Step 2: Verify Model Runner CLI is enabled
Open your terminal or command prompt.
$ docker model --help
Usage: docker model COMMAND
Docker Model Runner
Commands:
inspect Display detailed information on one model
list List the available models that can be run with the Docker Model Runner
pull Download a model
rm Remove a model downloaded from Docker Hub
run Run a model with the Docker Model Runner
status Check if the Docker Model Runner is running
version Show the Docker Model Runner version
Run 'docker model COMMAND --help' for more information on a command.
Run docker model status to verify that Model Runner is active.
$ docker model status
You should see a message confirming: “Docker Model Runner is running”.
Step 3. List the available model
docker model ls
MODEL PARAMETERS QUANTIZATION ARCHITECTURE FORMAT MODEL ID CREATED SIZE
Step 3: Find and Download Your First Model
Download a model with:
docker model pull ai/llama3.2:1B-Q8_0
This will download a 1.2B parameter Llama 3.2 model optimized for inference.

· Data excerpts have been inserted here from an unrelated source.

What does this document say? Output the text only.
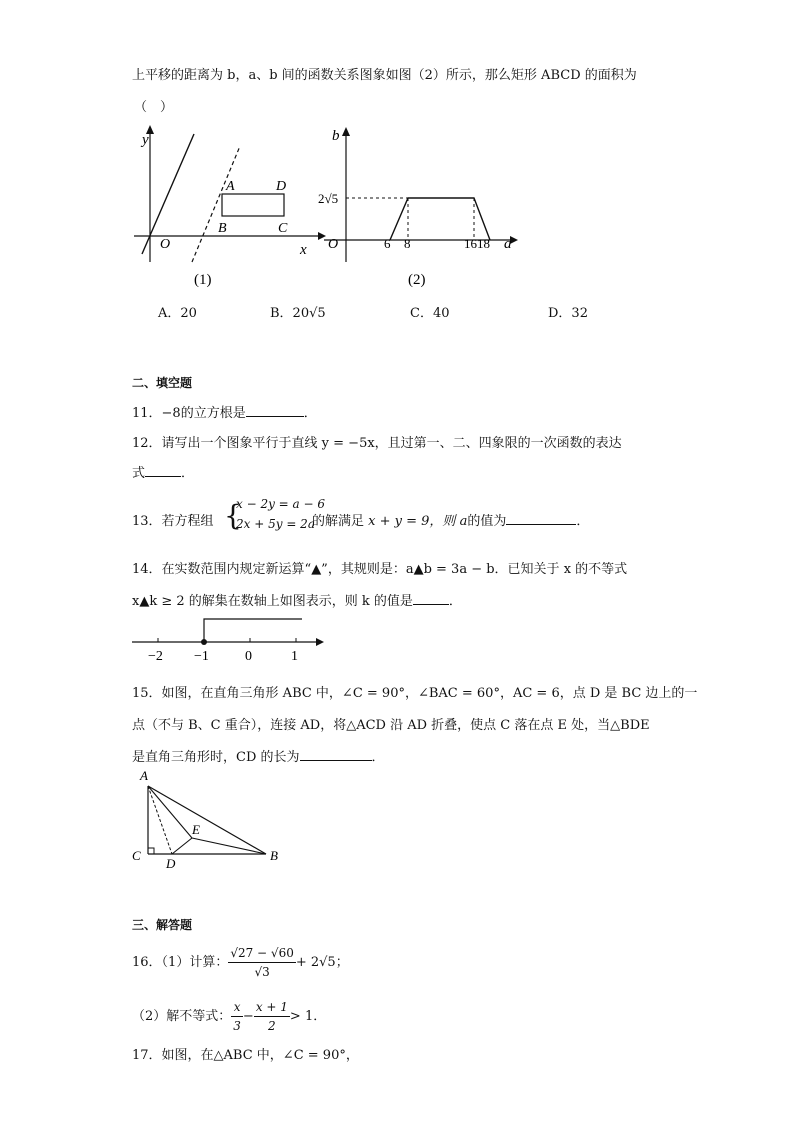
上平移的距离为 b，a、b 间的函数关系图象如图（2）所示，那么矩形 ABCD 的面积为
（　）
y
x
O
A	D
B	C
(1)
b
a
O
2√5
6 8	1618
(2)
A．20	B．20√5	C．40	D．32
二、填空题
11．−8的立方根是	．
12．请写出一个图象平行于直线 y = −5x，且过第一、二、四象限的一次函数的表达
式	．
13．若方程组 {
x − 2y = a − 6
2x + 5y = 2a
的解满足 x + y = 9，则 a的值为	．
14．在实数范围内规定新运算“▲”，其规则是：a▲b = 3a − b．已知关于 x 的不等式
x▲k ≥ 2 的解集在数轴上如图表示，则 k 的值是	．
−2 −1	0	1
15．如图，在直角三角形 ABC 中，∠C = 90°，∠BAC = 60°，AC = 6，点 D 是 BC 边上的一
点（不与 B、C 重合），连接 AD，将△ACD 沿 AD 折叠，使点 C 落在点 E 处，当△BDE
是直角三角形时，CD 的长为	．
A
C
D
E
B
三、解答题
16．（1）计算： $\frac{√27 - √60}{√3} + 2√5$；
（2）解不等式： $\frac{x}{3} - \frac{x + 1}{2} > 1$．
17．如图，在△ABC 中，∠C = 90°，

Verify the model was downloaded by running docker model ls again.
Step 4: Test Your Model With a Simple Prompt
Run a quick test with:
$ docker model run ai/llama3.2:1B-Q8_0
Create a GenAI Application with Model Runner
Now let’s build a simple web application that uses our model:
Clone the example repository:
git clone https://github.com/dockersamples/genai-app-demo
cd genai-app-demo
Review the key configuration files:
backend.env - Contains environment variables for the API
docker-compose.yml - Defines our application services
Set the required environment variables in backend.env:
BASE_URL=http://model-runner.docker.internal/engines/llama.cpp/v1/
MODEL=ai/llama3.2:1B-Q8_0
API_KEY=${API_KEY:-modelrunner}
Start the application:
docker compose up -d
Access your GenAI application at http://localhost:3000
Try asking questions in the chat interface and watch as your local model processes them!
Step 6: Monitor Performance
- On your Mac, press Command + Spacebar to open Spotlight.
- Type “Activity Monitor” and open it.
- Navigate to the GPU tab.
- Watch the GPU activity spike when you send prompts to your model.
Step 7: Experiment with TCP Connection Method
For applications that need to connect outside of Docker:
- Go back to Docker Desktop Settings.
- Ensure “Enable host-side TCP support” is checked under Model Runner.
- Note the port number (default is 12434).
- Update your backend.env to use this connection method:
BASE_URL=http://host.docker.internal:12434/engines/llama.cpp/v1/
MODEL=ai/llama3.2:1B-Q8_0
API_KEY=${API_KEY:-modelrunner}
Restart your application:
docker compose down
docker compose up -d
- Test the application again at
http://localhost:3000
Step 8: Clean Up When Done
- Stop your application:
docker compose down
Remove the model if you’re done with it:
docker model rm ai/llama3.2:1B-Q8_0
Next Steps
Now that you’ve set up your first GenAI application with Docker Model Runner, you can:
- Try other available models like
ai/gemma3
,ai/mistral
, orai/phi4
Explore the OpenAI-compatible API endpoints for more advanced integration - Build your own frontend or backend that connects to Model Runner
- Check out additional demos from the Docker samples repository
With Docker Model Runner, you’ve brought powerful AI capabilities right into your development workflow without leaving the Docker ecosystem or sending data to external services. Happy building!